Der Schweizer Gesetzgeber verlangt, dass über Klimabelange nach den «Recommendations of the Task Force on Climate-related Financial Disclosures» (TCFD) berichtet wird, ab Berichtsjahr 2025 in «einem für Maschinen lesbaren, international verbreiteten elektronischen Format». Betroffen sind Unternehmen von öffentlichem Interesse ab einer bestimmten Grösse.
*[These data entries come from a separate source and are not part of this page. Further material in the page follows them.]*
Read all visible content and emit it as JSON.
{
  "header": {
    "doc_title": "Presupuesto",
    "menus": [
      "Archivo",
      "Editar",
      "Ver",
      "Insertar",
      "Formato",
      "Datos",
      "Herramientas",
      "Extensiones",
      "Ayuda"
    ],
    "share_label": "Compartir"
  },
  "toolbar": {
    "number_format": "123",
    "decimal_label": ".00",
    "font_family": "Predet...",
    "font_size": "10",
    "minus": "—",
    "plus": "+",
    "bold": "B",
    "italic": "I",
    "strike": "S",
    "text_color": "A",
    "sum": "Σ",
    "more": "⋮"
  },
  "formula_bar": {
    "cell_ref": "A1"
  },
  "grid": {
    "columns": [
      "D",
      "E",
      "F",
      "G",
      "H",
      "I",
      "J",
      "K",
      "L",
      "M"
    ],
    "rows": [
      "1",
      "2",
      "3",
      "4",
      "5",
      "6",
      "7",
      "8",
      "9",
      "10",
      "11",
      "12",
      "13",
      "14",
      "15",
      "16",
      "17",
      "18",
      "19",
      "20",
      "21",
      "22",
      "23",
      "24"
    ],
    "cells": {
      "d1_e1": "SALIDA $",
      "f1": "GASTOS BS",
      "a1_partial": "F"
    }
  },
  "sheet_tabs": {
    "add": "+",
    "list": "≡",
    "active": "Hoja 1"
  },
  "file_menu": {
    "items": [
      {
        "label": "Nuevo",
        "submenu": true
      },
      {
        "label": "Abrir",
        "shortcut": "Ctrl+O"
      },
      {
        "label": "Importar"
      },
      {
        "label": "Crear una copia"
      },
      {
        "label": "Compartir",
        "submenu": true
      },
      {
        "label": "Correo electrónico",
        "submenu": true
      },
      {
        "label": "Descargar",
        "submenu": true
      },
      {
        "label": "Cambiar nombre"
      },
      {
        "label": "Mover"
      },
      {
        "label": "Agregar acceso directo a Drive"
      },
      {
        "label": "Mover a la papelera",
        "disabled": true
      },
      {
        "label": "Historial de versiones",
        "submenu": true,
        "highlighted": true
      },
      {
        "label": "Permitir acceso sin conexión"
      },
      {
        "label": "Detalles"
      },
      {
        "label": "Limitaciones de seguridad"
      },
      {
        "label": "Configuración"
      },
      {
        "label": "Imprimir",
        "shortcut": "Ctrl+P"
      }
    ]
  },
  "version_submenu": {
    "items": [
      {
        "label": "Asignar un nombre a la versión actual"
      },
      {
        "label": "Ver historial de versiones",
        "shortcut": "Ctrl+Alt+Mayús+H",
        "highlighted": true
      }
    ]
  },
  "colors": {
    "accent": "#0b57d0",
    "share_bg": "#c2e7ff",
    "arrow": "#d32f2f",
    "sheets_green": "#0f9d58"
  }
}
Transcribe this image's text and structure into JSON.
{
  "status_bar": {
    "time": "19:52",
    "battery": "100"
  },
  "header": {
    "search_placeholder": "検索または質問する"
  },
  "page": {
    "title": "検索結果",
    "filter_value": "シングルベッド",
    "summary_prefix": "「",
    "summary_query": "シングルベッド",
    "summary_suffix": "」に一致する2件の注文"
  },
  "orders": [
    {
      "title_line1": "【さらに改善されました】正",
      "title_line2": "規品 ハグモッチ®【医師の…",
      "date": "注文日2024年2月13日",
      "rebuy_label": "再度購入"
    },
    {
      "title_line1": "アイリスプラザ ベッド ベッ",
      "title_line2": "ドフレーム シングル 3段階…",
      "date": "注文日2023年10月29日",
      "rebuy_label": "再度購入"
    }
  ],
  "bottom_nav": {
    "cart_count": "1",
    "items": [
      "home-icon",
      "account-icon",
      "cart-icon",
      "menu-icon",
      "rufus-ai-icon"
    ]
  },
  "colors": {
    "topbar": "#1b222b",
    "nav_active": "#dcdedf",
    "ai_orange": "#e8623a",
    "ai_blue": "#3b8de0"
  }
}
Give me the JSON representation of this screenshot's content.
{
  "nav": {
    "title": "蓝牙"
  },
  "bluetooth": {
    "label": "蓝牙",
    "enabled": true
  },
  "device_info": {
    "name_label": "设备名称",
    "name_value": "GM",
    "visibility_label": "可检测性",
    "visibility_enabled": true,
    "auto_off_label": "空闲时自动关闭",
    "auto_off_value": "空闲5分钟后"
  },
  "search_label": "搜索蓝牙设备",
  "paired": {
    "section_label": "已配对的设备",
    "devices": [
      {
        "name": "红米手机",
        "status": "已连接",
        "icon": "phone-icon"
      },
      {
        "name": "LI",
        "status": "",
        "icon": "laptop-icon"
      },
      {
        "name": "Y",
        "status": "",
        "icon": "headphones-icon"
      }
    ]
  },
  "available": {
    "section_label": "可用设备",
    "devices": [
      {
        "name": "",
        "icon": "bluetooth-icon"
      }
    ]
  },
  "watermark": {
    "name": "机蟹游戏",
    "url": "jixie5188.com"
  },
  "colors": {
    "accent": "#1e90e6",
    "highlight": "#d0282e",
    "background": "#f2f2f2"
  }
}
Für die betroffenen Schweizer Unternehmen heisst das, sie steigen direkt mit der neuen Taxonomie für nichtfinanzielle Belange ein und müssen sich darüber hinaus auch die für sie neue XBRL-Technologie aneignen.
Lehren in der EU
In der Anfangsphase überliessen Unternehmen in der EU das Tagging, d.h. die Verknüpfung der Berichtinhalte mit dem taxonomischen Gerüst, externen Dienstleistern. Bald zeichnete sich jedoch ein starker Trend zum Aufbau von Kapazitäten und Know-how im eigenen Unternehmen ab. Viele Unternehmen verfügen inzwischen über eigene XBRL-Spezialisten, die das Reporting-Team unterstützen, auch weil fachliche Inhalte und Technik eng miteinander verzahnt sind.
Tagging
Wer einen Bericht maschinenlesbar machen will, muss ein Grundverständnis haben, wie das Dateiformat XBRL funktioniert. Weiter braucht es vertiefte Kenntnisse der Berichtsinhalte, um der Maschine mittels Tagging zu erklären, um welche Art von Daten und Inhalten es sich handelt. Zur Veranschaulichung: Das Regelwerk der EU zum ESG-Reporting weist rund 1200 Datenpunkte auf.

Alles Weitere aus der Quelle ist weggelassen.